Why is the interval solution this?

[find_the_fun]

The question is solve, give transient term and interval of solution for \(\displaystyle x \frac{dy}{dx}-y = x^2 \sin{x}\) and the answer key has \(\displaystyle y=cx-x\cos{x}\) and \(\displaystyle (0, \infty)\). Why wouldn't the interval be \(\displaystyle (-\infty, \infty)\)?

 

[MarkFL]

I can see why $x=0$ is eliminated in order to write the ODE in the form:

\(\displaystyle \frac{d}{dx}\left(\frac{y}{x}\right)=\sin(x)\)

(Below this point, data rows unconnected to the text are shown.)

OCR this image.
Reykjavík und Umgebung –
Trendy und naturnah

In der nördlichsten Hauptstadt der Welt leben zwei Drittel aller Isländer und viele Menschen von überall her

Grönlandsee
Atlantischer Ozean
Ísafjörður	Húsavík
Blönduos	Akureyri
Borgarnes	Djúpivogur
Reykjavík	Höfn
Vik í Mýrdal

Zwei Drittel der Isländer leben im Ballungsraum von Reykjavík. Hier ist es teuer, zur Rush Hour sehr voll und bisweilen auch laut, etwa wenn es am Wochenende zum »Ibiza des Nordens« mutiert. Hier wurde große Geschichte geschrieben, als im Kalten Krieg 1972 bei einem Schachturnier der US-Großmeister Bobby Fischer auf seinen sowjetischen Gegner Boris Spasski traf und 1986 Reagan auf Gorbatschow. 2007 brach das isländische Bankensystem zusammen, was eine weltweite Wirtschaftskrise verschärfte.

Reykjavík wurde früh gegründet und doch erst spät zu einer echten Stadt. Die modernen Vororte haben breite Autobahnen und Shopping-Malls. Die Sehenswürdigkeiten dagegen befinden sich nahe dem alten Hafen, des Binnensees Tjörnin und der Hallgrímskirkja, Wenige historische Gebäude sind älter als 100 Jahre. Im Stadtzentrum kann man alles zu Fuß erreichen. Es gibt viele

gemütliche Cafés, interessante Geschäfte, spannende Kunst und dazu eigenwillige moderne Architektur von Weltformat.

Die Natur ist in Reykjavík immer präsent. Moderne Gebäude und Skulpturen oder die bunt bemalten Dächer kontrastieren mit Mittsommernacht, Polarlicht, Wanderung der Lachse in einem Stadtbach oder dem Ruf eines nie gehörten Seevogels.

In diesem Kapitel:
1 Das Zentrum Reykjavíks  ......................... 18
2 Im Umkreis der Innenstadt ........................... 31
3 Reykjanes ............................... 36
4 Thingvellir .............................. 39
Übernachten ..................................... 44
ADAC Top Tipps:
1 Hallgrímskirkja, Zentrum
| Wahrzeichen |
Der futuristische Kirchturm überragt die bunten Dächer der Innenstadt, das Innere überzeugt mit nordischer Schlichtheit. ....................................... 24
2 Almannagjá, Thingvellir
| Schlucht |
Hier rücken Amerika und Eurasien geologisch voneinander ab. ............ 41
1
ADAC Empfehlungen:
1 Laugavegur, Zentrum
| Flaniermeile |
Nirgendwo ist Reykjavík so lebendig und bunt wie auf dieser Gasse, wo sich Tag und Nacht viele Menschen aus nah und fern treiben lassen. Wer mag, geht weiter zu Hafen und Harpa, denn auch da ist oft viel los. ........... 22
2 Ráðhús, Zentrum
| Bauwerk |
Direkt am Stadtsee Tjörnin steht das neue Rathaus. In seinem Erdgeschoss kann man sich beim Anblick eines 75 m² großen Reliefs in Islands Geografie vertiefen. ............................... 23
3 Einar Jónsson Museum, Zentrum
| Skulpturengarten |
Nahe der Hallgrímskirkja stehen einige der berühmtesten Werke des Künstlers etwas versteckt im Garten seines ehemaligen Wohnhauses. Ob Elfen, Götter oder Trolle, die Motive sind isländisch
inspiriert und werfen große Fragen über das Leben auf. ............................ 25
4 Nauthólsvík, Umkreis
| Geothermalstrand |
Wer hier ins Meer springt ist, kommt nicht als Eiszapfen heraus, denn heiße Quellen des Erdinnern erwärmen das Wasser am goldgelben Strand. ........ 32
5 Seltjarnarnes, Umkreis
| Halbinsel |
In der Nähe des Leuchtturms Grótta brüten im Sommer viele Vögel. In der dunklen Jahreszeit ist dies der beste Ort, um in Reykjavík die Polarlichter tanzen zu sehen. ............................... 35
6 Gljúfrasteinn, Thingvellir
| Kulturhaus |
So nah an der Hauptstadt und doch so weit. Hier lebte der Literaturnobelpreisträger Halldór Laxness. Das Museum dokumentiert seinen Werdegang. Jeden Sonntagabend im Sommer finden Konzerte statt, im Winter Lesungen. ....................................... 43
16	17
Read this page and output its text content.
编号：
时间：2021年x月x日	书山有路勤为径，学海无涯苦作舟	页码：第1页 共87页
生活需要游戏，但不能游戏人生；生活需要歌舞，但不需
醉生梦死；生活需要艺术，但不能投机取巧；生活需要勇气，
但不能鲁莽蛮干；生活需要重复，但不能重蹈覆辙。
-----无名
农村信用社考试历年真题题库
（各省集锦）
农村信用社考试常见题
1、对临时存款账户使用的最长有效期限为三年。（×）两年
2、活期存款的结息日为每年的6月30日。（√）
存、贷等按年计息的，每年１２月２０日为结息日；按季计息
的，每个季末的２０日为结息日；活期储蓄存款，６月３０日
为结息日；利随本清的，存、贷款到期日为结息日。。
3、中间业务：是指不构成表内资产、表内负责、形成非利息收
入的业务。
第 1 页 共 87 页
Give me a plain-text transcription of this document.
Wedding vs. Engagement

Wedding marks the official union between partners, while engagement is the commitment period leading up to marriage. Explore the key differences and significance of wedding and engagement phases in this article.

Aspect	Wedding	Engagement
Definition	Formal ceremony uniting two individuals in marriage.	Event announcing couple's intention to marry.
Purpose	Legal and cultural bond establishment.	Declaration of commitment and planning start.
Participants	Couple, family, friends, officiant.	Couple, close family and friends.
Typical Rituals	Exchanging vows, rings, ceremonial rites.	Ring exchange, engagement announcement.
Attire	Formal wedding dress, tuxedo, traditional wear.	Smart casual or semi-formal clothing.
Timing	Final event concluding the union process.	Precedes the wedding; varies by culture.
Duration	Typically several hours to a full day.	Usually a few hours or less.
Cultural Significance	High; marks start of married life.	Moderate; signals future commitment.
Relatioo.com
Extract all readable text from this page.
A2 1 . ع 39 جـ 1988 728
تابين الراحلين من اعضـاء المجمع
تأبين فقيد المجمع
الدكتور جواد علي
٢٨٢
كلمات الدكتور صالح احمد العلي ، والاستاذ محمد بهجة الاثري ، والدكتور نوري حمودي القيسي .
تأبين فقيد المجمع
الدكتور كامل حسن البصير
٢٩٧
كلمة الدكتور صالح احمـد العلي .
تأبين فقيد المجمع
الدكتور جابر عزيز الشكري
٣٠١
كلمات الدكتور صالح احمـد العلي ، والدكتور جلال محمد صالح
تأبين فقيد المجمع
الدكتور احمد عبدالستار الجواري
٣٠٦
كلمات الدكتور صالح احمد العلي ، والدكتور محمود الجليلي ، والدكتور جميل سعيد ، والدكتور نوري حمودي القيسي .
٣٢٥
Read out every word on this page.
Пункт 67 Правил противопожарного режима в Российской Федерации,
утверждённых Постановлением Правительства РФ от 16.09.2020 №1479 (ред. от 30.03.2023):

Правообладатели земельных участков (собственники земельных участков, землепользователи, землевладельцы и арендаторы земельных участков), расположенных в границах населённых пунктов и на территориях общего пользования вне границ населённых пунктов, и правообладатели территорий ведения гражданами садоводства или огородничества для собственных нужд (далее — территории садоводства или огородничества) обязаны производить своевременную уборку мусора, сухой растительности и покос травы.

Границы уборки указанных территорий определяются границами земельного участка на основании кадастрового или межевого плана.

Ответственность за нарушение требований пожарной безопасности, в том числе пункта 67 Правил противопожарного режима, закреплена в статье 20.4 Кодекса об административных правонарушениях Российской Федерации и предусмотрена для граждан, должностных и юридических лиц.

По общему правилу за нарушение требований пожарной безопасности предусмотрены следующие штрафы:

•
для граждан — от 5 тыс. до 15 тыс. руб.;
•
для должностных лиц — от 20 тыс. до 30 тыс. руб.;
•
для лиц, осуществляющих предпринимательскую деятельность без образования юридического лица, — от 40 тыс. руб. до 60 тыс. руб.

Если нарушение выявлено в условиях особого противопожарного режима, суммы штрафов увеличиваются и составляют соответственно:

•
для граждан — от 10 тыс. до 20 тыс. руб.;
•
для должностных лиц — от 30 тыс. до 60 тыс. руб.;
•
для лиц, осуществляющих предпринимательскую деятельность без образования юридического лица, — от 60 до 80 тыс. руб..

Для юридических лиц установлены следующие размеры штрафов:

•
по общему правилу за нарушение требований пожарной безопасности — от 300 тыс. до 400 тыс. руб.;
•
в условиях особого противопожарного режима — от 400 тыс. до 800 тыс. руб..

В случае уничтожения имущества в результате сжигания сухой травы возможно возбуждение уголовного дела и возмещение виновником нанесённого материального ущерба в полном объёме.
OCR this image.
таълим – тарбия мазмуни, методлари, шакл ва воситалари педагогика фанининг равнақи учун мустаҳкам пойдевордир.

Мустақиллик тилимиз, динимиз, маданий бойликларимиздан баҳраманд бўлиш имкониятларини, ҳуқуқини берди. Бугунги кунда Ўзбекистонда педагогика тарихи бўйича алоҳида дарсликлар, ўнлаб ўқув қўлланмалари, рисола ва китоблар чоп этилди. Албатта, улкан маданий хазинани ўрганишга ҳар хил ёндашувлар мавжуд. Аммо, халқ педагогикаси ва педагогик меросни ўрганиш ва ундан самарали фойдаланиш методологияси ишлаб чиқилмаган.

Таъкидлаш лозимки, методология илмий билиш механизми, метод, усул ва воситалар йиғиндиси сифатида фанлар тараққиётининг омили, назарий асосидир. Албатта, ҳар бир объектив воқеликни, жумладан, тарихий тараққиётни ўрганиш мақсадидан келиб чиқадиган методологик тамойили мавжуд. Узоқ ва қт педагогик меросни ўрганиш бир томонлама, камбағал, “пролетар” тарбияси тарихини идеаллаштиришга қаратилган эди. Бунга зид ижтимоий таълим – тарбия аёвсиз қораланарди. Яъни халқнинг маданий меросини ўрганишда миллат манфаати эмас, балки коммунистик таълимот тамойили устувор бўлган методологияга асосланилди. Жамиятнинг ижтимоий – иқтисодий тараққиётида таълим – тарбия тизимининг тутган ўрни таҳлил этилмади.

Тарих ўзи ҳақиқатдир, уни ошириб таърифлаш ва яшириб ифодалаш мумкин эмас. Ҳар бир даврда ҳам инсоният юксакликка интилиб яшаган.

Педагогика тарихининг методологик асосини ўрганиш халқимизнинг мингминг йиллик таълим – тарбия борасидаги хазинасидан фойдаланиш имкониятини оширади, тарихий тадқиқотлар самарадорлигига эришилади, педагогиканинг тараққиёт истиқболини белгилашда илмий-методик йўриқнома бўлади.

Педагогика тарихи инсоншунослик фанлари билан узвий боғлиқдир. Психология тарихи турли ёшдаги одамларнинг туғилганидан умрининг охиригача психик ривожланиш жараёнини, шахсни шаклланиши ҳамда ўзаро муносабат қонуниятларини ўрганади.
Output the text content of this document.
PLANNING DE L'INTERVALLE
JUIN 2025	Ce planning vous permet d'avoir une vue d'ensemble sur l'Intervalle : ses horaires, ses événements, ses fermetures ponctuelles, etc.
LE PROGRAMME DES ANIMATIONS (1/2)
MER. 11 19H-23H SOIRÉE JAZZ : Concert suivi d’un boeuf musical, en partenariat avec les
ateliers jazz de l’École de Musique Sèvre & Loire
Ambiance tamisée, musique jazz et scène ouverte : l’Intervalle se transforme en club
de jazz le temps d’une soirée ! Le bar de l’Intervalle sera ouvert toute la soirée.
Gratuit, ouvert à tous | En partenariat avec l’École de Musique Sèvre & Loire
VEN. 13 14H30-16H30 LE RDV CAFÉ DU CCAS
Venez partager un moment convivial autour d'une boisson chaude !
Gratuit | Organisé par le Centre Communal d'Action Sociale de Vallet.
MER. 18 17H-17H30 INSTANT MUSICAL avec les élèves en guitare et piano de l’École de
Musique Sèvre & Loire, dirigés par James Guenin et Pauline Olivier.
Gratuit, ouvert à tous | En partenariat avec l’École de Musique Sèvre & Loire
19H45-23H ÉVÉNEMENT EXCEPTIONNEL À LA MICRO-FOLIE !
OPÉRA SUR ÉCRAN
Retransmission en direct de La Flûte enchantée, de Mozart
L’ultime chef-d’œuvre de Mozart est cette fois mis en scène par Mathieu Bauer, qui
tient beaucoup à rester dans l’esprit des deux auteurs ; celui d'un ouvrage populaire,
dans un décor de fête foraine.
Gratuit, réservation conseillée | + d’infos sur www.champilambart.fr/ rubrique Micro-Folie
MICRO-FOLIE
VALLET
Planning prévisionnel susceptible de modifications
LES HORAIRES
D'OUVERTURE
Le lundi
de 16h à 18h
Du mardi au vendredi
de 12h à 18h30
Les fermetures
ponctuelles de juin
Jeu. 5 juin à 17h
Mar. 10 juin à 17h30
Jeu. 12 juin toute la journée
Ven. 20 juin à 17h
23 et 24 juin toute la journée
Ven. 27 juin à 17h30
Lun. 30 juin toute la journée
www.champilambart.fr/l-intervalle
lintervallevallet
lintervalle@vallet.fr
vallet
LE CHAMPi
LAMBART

But I don't know why they have restricted $x$ only to positive values. :D

 

[find_the_fun]

I can see why $x=0$ is eliminated in order to write the ODE in the form:

\(\displaystyle \frac{d}{dx}\left(\frac{y}{x}\right)=\sin(x)\)

But I don't know why they have restricted $x$ only to positive values. :D

Isn't it because interval has to be continuous i.e. can't have a break at 0?

 

[MarkFL]

Isn't it because interval has to be continuous i.e. can't have a break at 0?

What I mean is I don't see why the interval $(-\infty,0)$ couldn't be chosen either. Not both, but one or the other. :D

 

[Ackbach]

Was there an initial condition? If so, was it in $(-\infty,0)$ or $(0,\infty)$?